Herman Wolff ist ein viel beschäftigter Mann. So nimmt er neben seinem Beruf als Jäger und Geschäftsführer des Bundesverbandes Deutscher Berufsjäger einige ehrenamtliche Aufgaben in der Region wahr.

Er ist Leiter des Hegerings Herrlichkeit Lembeck und Dorsten, stellvertretender Vorsitzender der Kreisjägerschaft Hubertus Recklinghausen sowie Kreisjagdberater. Im Auftrag des Landesamtes für Umwelt-und Naturschutz (LANUV) ist er Wolfs-und zudem noch Marderbeauftragter für die Stadt Dorsten. Drei Jahre dauerte seine Ausbildung zum Berufsjäger, die er vor 40 Jahren begann. Sein erstes Lehrjahr verbrachte er im Jagdbetrieb der August Thyssen AG am Niederrhein, die beiden weiteren Jahre absolvierte der angehende Berufsjäger im Lehrrevier der Jagdzeitschrift „Wild und Hund“, einem der etwa 70 Ausbildungsreviere in Deutschland.

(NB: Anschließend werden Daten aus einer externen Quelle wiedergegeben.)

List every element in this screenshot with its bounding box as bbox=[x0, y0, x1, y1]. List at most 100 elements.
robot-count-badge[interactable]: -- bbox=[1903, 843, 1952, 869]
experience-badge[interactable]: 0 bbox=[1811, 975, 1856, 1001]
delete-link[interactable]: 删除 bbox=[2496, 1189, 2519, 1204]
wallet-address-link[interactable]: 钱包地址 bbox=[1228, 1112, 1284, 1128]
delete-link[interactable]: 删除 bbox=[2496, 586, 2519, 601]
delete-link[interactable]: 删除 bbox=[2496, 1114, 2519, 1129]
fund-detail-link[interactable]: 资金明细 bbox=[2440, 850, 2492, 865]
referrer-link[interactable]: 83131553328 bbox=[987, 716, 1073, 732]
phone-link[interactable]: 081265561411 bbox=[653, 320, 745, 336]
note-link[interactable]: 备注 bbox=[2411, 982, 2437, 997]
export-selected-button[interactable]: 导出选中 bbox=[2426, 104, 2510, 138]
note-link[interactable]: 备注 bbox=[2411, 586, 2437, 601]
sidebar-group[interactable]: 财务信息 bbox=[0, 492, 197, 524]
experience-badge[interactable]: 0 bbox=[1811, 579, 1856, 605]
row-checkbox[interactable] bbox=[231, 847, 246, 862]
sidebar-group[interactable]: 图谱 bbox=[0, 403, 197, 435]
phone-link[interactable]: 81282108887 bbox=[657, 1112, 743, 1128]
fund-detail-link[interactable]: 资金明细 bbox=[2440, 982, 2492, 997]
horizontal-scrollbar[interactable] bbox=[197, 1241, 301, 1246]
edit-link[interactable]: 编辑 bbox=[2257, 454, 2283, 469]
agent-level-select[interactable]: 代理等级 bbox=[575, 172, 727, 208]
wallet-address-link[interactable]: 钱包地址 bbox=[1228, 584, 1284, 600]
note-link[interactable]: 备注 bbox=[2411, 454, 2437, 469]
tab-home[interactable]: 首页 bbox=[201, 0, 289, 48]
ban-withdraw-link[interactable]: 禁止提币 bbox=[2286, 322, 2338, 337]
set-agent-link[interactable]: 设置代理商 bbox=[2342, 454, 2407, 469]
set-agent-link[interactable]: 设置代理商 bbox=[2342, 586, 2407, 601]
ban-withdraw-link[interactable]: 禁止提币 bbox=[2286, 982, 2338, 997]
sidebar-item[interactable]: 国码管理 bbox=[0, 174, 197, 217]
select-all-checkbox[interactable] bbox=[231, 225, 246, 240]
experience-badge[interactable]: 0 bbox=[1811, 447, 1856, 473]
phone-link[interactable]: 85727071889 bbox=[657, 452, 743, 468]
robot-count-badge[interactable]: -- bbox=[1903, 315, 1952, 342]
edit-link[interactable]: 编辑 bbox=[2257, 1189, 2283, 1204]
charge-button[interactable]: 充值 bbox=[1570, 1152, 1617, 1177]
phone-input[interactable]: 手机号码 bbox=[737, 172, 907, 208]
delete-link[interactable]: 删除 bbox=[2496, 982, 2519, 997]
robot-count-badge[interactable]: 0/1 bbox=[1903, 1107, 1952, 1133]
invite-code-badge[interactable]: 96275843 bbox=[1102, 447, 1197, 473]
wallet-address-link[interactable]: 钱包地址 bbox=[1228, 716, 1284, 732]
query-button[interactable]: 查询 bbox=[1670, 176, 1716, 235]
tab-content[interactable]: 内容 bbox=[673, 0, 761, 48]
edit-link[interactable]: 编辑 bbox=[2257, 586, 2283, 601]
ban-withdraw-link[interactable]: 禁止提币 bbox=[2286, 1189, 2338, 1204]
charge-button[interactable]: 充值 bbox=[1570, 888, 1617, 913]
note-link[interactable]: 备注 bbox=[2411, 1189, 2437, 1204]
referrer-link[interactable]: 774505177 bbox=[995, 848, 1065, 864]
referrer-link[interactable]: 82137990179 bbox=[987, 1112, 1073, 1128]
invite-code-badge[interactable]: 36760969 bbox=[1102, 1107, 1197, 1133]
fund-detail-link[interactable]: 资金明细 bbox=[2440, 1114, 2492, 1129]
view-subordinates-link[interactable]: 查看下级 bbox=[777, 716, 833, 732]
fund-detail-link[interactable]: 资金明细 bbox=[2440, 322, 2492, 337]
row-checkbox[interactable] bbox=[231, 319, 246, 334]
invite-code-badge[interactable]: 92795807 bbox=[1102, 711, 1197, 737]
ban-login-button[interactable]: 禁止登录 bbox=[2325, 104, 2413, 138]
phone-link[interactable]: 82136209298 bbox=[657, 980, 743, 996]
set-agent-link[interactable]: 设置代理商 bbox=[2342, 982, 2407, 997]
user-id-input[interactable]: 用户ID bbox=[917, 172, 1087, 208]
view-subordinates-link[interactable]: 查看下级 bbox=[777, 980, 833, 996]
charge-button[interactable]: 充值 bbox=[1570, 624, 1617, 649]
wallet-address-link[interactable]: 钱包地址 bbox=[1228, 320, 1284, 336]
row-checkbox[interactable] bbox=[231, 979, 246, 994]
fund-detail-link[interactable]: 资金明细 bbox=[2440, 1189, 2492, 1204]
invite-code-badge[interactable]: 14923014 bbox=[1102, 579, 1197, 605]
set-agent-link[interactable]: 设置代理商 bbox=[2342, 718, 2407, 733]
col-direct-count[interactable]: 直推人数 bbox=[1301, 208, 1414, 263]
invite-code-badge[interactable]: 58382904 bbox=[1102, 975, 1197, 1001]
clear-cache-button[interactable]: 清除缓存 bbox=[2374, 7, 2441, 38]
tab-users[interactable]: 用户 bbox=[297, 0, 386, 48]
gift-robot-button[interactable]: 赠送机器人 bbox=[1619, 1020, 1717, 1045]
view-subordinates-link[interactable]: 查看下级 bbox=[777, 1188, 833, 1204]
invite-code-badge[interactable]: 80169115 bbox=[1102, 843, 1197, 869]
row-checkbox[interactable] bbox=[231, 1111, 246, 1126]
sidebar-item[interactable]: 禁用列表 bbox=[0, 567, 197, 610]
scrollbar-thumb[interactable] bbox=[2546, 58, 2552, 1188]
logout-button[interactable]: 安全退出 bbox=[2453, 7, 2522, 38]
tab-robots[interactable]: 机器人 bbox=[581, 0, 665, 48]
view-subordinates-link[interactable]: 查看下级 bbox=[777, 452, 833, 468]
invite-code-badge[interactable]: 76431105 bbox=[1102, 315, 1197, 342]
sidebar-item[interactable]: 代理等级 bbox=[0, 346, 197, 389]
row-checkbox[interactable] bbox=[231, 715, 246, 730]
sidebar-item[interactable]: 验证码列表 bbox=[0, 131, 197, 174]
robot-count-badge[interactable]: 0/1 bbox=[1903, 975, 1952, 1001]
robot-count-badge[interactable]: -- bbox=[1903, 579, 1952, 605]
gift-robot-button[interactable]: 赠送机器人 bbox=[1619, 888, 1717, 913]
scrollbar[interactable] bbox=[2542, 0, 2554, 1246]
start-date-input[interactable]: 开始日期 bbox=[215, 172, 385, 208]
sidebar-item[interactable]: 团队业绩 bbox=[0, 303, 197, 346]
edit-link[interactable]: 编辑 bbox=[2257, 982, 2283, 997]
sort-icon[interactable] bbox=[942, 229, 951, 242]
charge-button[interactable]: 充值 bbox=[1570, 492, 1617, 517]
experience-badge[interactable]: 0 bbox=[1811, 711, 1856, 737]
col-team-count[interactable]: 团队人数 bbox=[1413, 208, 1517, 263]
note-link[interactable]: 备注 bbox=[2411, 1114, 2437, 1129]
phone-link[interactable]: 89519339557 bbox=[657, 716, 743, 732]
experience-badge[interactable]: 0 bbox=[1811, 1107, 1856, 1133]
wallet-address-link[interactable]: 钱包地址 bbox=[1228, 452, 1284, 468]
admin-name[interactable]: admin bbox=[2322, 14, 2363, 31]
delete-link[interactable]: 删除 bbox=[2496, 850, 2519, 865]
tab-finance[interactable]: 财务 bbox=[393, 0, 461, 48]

Ein Berufsjäger ist insbesondere auch ein Naturschützer

Daher zählen zu den Inhalten des staatlich anerkannten Ausbildungsberufes unter anderem: die nachhaltige Bewirtschaftung von Wildbeständen, der Tier-und Artenschutz, Gestaltung von Lebensräumen und das Führen von Jagdhunden. Aber auch die Verhütung von Wildschäden sowie das Erlegen und Vermarkten des Wildes gehören zum Ausbildungprogramm. Allerdings spielen Jagen und Erlegen des Wildes entgegen der allgemeinen Vorstellung eine untergeordnete Rolle im Berufsbild der Revierjägerin und des Revierjägers. „Nach meiner Prüfung zum Revierjäger betreute ich drei Jahre lange Reviere in der Pfalz, bis mein Ausbildungsverlag wieder auf mich zukam und ich ihn daraufhin gerne 20 Jahre lang fachlich unterstütze“, erzählt der Feldmärker.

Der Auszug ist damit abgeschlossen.